Qual è l’obiettivo? “Sviare” i credenti dal “Jihād” della wasatia, affinché si generi in loro il “dualismo” necessario a catalizzare il “Jihād con la spada”, alimentato anche mediante la diffusione all’interno della Ummah di un giustificazionismo generalizzato verso gli atroci atti terroristici compiuti in segno di “vendetta” per la pubblicazione delle vignette sul Profeta (saw). “We love Muhammad”, ma le manifestazioni di amore per il Profeta (saw) scoppiate in reazione al governo francese, che ha difeso a sua volta “a spada tratta” il presunto “diritto” a mostrare le caricature, seguono la “Retta Via” del “Jihād” della wasatia o quella del “Jihād con la spada” che conduce alla perdizione? Si tratta di amore autentico, puro, per il Profeta (saw), oppure di “orgoglio” mascherato da buoni sentimenti, che però in fondo legittimano inappropriatamente l’uso della violenza in nome dell’Islam?

“Tenderò loro agguati sulla Tua Retta Via, e li insidierò da davanti e da dietro, da destra e da sinistra” (Sūrah “Al A’rāf”, 7:16-17): è così che opera Iblīs con i suoi shayātīn, nel fare delle vignette uno “strumento” per allontanare i musulmani dalla “Retta Via” della salvezza in Allāh (swt), spingendoli a intraprendere quella sbagliata del terrorismo e del compimento di azioni terribili, che li condurrà alla dannazione (da Charlie Hebdo: la via di Allāh (swt) è il dialogo, non il terrorismo, 23 ottobre 2020).

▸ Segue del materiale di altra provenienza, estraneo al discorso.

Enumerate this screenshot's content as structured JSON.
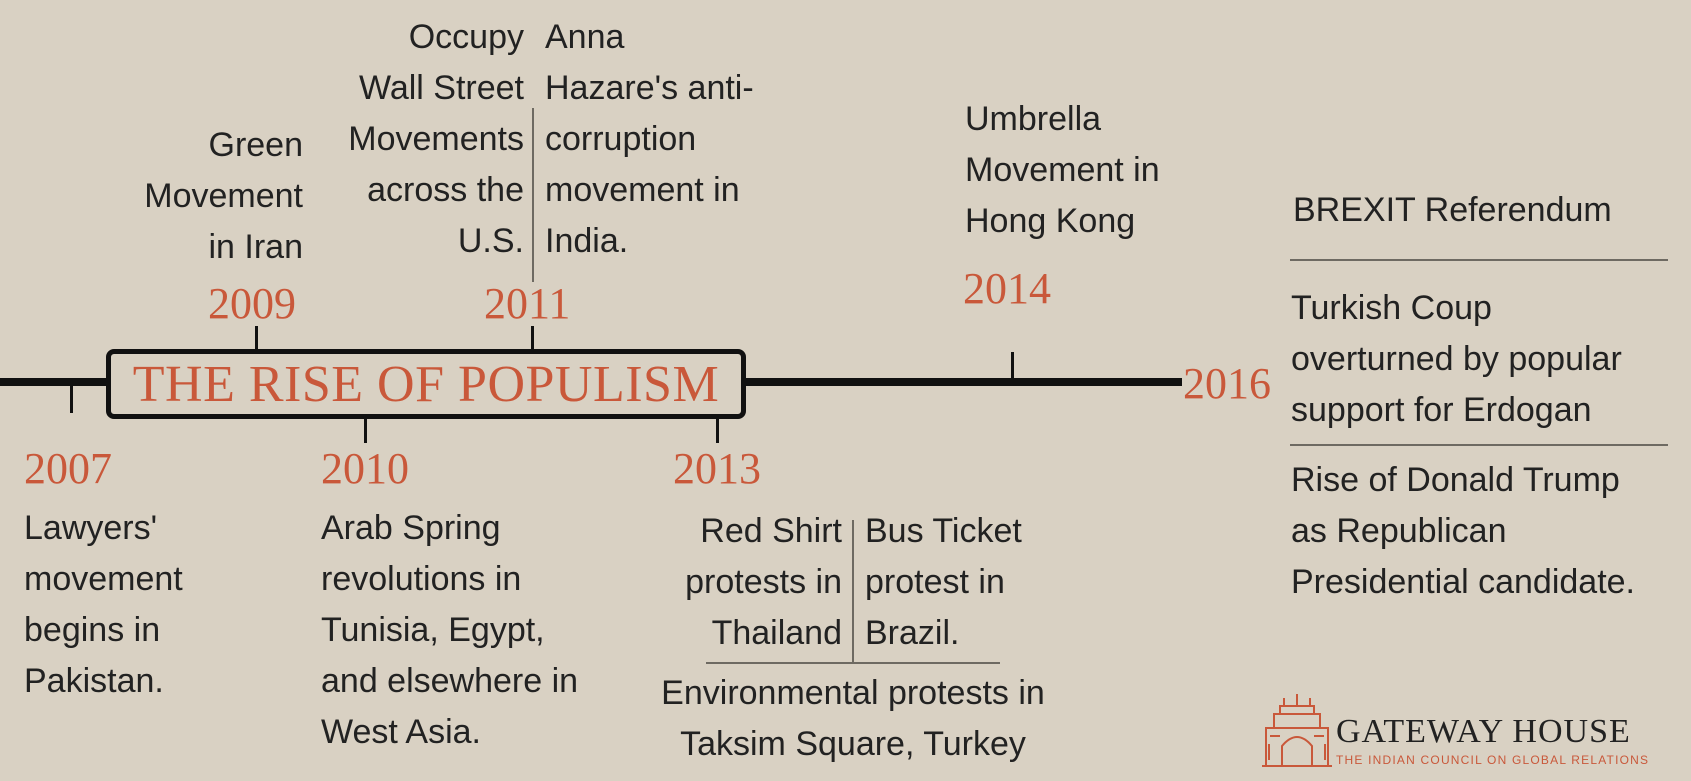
{
  "title": "THE RISE OF POPULISM",
  "events": {
    "y2007": {
      "year": "2007",
      "text": "Lawyers'\nmovement\nbegins in\nPakistan."
    },
    "y2009": {
      "year": "2009",
      "text": "Green\nMovement\nin Iran"
    },
    "y2010": {
      "year": "2010",
      "text": "Arab Spring\nrevolutions in\nTunisia, Egypt,\nand elsewhere in\nWest Asia."
    },
    "y2011": {
      "year": "2011",
      "left_text": "Occupy\nWall Street\nMovements\nacross the\nU.S.",
      "right_text": "Anna\nHazare's anti-\ncorruption\nmovement in\nIndia."
    },
    "y2013": {
      "year": "2013",
      "left_text": "Red Shirt\nprotests in\nThailand",
      "right_text": "Bus Ticket\nprotest in\nBrazil.",
      "bottom_text": "Environmental protests in\nTaksim Square, Turkey"
    },
    "y2014": {
      "year": "2014",
      "text": "Umbrella\nMovement in\nHong Kong"
    },
    "y2016": {
      "year": "2016",
      "items": [
        "BREXIT Referendum",
        "Turkish Coup\noverturned by popular\nsupport for Erdogan",
        "Rise of Donald Trump\nas Republican\nPresidential candidate."
      ]
    }
  },
  "logo": {
    "name": "GATEWAY HOUSE",
    "tagline": "THE INDIAN COUNCIL ON GLOBAL RELATIONS"
  },
  "colors": {
    "background": "#d9d1c3",
    "accent": "#c9583a",
    "text": "#222222",
    "line": "#111111"
  }
}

Su questo i musulmani dovrebbero riflettere approfonditamente, guardando dentro se stessi per comprendere qual è il motore che li spinge. E dopo un esame di coscienza, saranno in molti a scoprire, con loro sorpresa, che il deus ex machina è proprio “Iblīs con i suoi shayātīn. Non occorre imbracciare la spada, neppure indossare un giubbotto esplosivo: basta il pensiero che può arrivare a giustificare persino una decapitazione, con un pizzico di compiacimento per la “vendetta” compiuta.  

In attesa che l’indagine della Batley Grammar School si concluda e che quindi venga presa una decisione definitiva sulle sorti scolastiche dell’insegnante, il dibattito che si è riacceso nel Regno Unito sulla questione delle vignette e della “libertà d’espressione”, offre ai musulmani una nuova opportunità di riflessione interiore, dialogo e impegno nella lotta all’estremismo, ovunque esso si annidi. Un’opportunità per correggere anche la propria rotta, insieme a quella del mondo circostante.